Now some of the verbs in the G (glossary) don’t appear to be useful. Some have no definition in any of the dictionaries I routinely use, including the most authoritative of the Spanish language (which is NOT limited to Spain so could include verbs that don’t get used in Spain). So here are a few I’d consider dubious to include in a culinary glossary:
|achicalar||G–||[Mexico] to cover in honey; soak in honey|
|añejar||G–||to age; [vino] to mature; to get stale|
|apanar||G–||to coat in breadcrumbs (also EMPANAR or EMPANIZAR)|
|apuntillar||G–||to finish off (a toro); to round off|
|ataviar||G–||to dress up|
|blanchir||G–||(not in dict) Wiktionary has it as a French term for make white|
|bresear||G–||(from glossary) To cook to slow fire, during long time, with condiments (generally vegetables, wine, broth and spices). Clearly a spelling error since not found.|
|cantar||G–||to sing; to crow, chirp|
|caramerizar||G–||(not in dict), another spelling? [from glossary] Spread a mold with sugar honey.|
|castigar||G–||to punish; to ground, keep in; to damage, harm|
|cerner||G–||to sift, sieve (same as cernir, which is it?)|
|chapurrar||G–||to speak badly|
I wouldn’t include achicalar as it doesn’t appear to be used in Spain but this is a good point about my goal here. If I wanted to know the Spanish word, used in Spain, for an English word, I wouldn’t include anything that may be only used outside Spain. But my goal is asymmetric – to translate Spanish (on menus) only into English (so I can choose) so including a word in my corpus (and eventually my app) that is not likely to be used in Spain is not a problem (I do need metadata to note this however, for that term). If I never see the term it does no harm to never have it found in any lookup. OTOH, it would be a problem if I’m trying to translate English into Spanish, as in don’t use a word not found in Spain. It appears, for instance, frijoles, which is well-known to most in USA who visit Mexican restaurants is one such word, not commonly used in Spain, but possibly likely a Spaniard would know the word. That might lead to a scene (from The Way) like no tapas in Navarra, only pinxtos, and thus make you look foolish.
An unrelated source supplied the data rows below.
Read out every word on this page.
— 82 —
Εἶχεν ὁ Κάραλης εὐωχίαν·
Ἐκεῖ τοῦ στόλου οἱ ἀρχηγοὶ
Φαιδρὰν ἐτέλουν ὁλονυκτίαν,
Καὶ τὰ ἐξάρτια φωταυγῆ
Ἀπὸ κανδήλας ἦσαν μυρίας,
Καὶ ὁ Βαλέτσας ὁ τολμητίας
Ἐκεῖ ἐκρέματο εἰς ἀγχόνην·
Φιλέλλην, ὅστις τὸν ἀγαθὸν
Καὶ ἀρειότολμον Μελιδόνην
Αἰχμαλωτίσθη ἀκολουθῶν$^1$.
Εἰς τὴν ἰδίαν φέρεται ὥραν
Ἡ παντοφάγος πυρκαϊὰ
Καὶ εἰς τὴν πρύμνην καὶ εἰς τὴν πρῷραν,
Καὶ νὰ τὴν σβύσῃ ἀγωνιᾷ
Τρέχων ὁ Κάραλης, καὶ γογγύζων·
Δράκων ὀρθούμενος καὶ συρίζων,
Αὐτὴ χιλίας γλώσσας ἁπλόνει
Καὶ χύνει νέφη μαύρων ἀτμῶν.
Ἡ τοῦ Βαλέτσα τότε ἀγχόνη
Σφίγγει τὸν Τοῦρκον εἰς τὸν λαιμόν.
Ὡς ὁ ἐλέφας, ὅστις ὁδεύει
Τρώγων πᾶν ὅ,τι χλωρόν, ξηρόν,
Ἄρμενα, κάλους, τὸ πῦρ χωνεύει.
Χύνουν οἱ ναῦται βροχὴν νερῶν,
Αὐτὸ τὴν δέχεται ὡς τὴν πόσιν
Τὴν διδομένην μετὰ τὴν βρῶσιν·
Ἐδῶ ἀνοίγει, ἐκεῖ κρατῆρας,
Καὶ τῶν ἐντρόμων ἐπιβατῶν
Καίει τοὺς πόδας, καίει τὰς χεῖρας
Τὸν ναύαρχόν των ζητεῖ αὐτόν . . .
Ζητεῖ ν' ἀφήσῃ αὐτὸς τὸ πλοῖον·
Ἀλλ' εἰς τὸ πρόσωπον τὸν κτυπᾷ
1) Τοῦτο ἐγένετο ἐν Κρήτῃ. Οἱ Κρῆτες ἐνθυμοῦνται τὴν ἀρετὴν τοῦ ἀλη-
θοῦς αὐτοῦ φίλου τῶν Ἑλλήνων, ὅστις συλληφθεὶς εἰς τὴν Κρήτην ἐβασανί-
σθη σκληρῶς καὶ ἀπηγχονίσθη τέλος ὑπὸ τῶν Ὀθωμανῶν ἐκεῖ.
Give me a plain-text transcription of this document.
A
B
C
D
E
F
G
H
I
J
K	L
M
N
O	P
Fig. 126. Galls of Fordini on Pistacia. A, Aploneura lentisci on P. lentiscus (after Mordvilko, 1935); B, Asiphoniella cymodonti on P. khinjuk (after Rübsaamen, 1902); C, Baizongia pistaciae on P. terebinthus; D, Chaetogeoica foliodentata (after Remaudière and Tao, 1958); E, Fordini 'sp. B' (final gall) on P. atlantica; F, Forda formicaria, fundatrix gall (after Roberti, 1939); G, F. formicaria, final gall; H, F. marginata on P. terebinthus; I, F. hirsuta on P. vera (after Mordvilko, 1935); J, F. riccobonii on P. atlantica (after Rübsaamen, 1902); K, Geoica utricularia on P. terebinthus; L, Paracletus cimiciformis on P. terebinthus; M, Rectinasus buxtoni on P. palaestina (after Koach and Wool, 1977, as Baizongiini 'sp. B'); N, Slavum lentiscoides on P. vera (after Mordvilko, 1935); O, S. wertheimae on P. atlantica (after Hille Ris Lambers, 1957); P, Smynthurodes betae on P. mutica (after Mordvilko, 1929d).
blanchir (to make white, which isn’t exactly synonymous with blanch but one might assume that’s what this means) was interesting in that it did not occur in any dictionary but did have an entry in Wiktionary. The standard term for blanch is palidecer (purely in the sense of turn white) and escaldar or blanquear for the culinary sense. I suspect blanchir might be used somewhere (possibly Puerto Rico) where it is just the cognate of the English verb. But, again, in collecting the corpus I should not make judgments like this although I might add metatext to an blanchir entry and meanwhile add it to corpus and then let the “big data” statistical analysis decide if this is a word or not.
bresear really looks like a misspelling (more likely to be brasear, to barbecue) but again it should go into the corpus with metadata notion rather than my passing a judgment on it (IOW, only a real expert in Spanish should be decided what to include or not in any translation dictionary, so if I find only one instance of a misspelled word it will get washed out since there are few occurrences of it in the corpus; OTOH, maybe people do commonly misspell this word so it needs to be in my app). caramerizar appears to be some variant of caramelizar, again perhaps used somewhere and not just a mistake. cerner has exactly the same definition (in the glossary itself, but also spanishdict) as the more common spelling cernir, although both appear in reverse lookup of ‘to sift’ in spanishdict (which is it, then? just a common confusion?) cernido is a possible term to see on a menu so it matters that my dictionary could spot this as past participle of cerner.
So again all this goes to show the work that must be done to really develop a very accurate dictionary that drives my app for menu translation (or to be published as a carefully researched culinary glossary).